Statement | Ankara, Turkey | 23 May 2019
Your Excellency the President of the Republic,
Representatives of the employers’ and workers’ organisations of Turkey,
Ladies and Gentlemen,

It is an honour to address this Labour Assembly and a pleasure to be back in Turkey, almost two years after the ILO’s 10th European Regional Meeting and its adoption of the Istanbul Initiative.

Let me thank you, representatives of the Government, Employers and Workers of Turkey, for your commitment to the ILO and to our Centenary Initiatives, especially on the Future of Work. Since 1932, the date of Turkey’s accession to the ILO, our relationship has intensified in recent years notably in such areas as fundamental principles and rights at work, occupational safety and health and, of course, the integration of refugees into the Turkish labour market. I have seen this personally during my previous visits to your country and I can only reiterate the ILO’s high appreciation of what Turkey has done and continues to do to help more than 3.6 million Syrians not only to survive, but to find a job and to live in dignity.

Ladies and Gentlemen,

On the occasion of the ILO Centenary, we have decided to focus on the future, the future of work and the future of our Organization. But this is also a unique opportunity to remember where we came from and, hopefully, to draw some lessons from our shared history.

Indeed, we can certainly learn a lot from our past, and in particular, from the history of your extraordinary country. One hundred years ago, in the spring of 1919, as our ILO’s founders were establishing our Organization from the ashes of the First World War, a group of soldiers, led by Mustafa Kemal Ataturk, was starting your “Independence War”.

The ILO was founded on a very simple but at the same time very powerful idea that universal and lasting peace is only possible if it is based on social justice. So, as we were starting our fight against social injustice throughout the world, Turkish people were starting their uprising against foreign invasion and their fight for their independent future. And here, let me express my congratulations to you all for last Sunday’s celebration of the Centenary of the 19th May, the day Atatürk arrived in Samsun to start that War of Independence.

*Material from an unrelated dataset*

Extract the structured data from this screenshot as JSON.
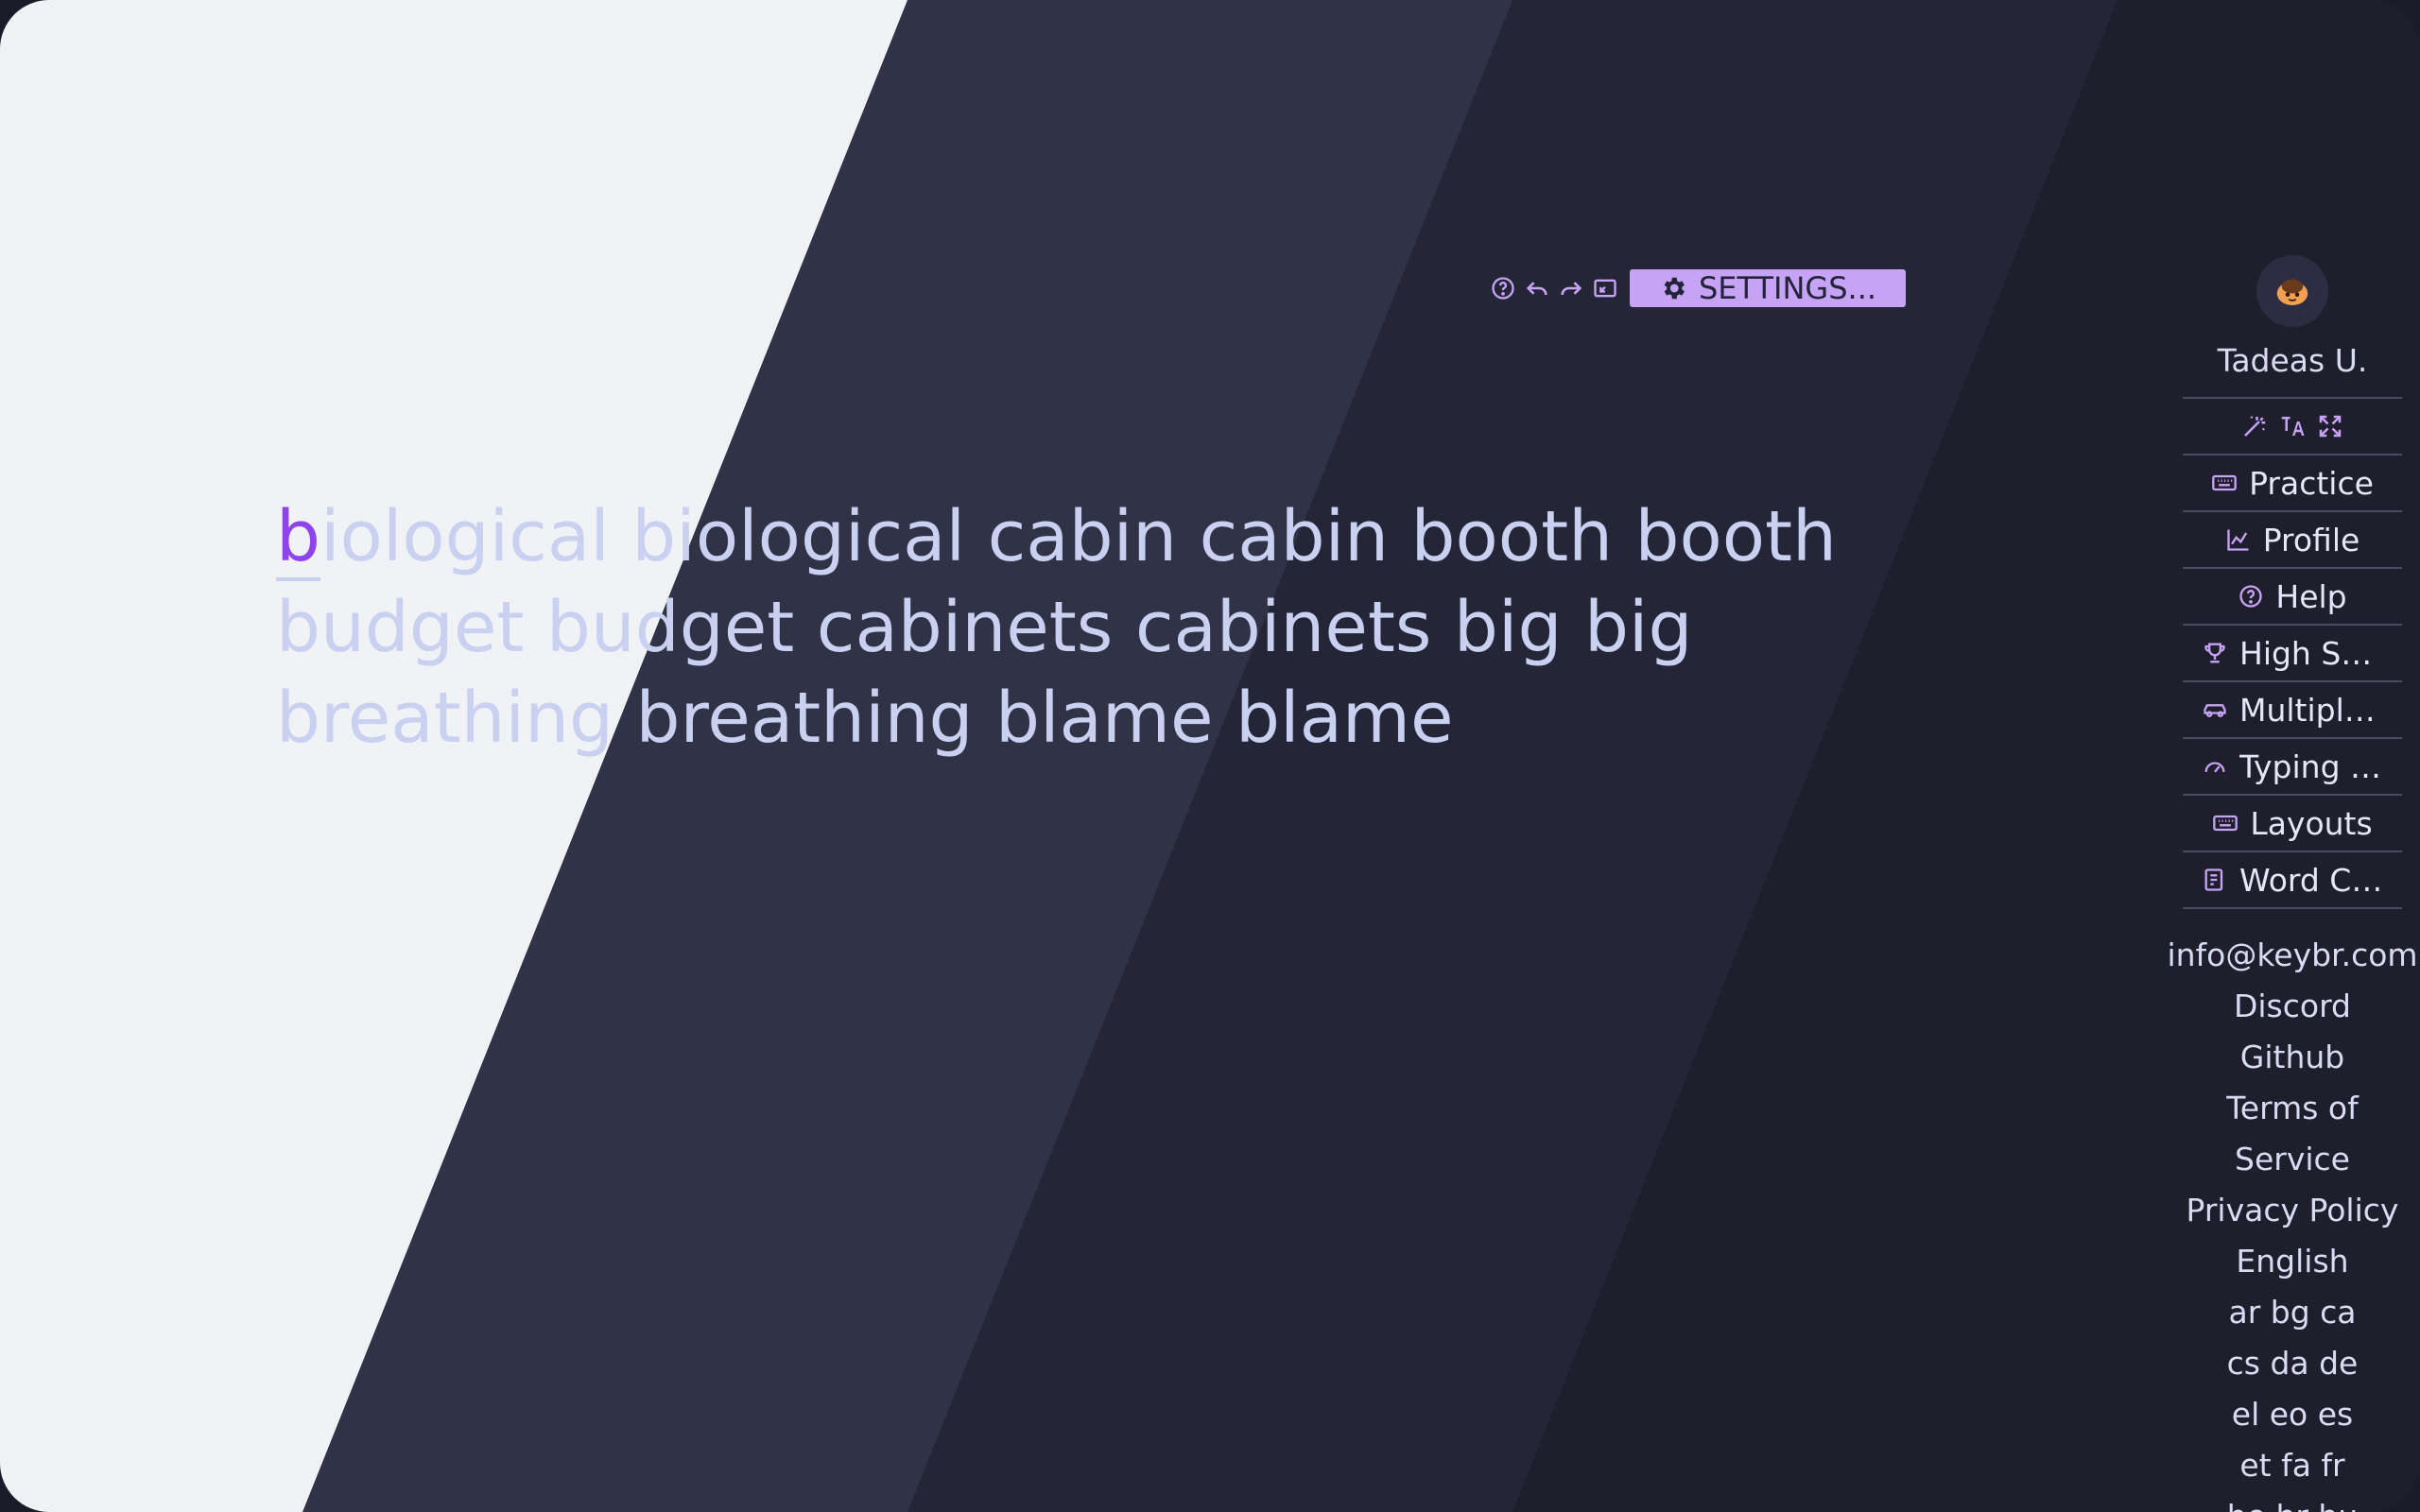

This was also the start of tremendous political and social changes in Turkey – from which the Republic of Turkey and a new society emerged. Ataturk launched a series of reforms focused on education, civil law, and women’s rights – in short, a true social revolution. That opened the way for an initial contact with the newly-born ILO already in 1920, and continued with consultations on the first labour legislation being drafted in the new Turkish Parliament. We remember Ataturk’s words, which singularly echo the spirit of the ILO Constitution: "If lasting peace is sought, it is essential to adopt international measures to improve the lot of the masses. Mankind's well-being should take the place of hunger and oppression... Citizens of the world should be educated in such a way that they shall no longer feel envy, avarice and vengefulness.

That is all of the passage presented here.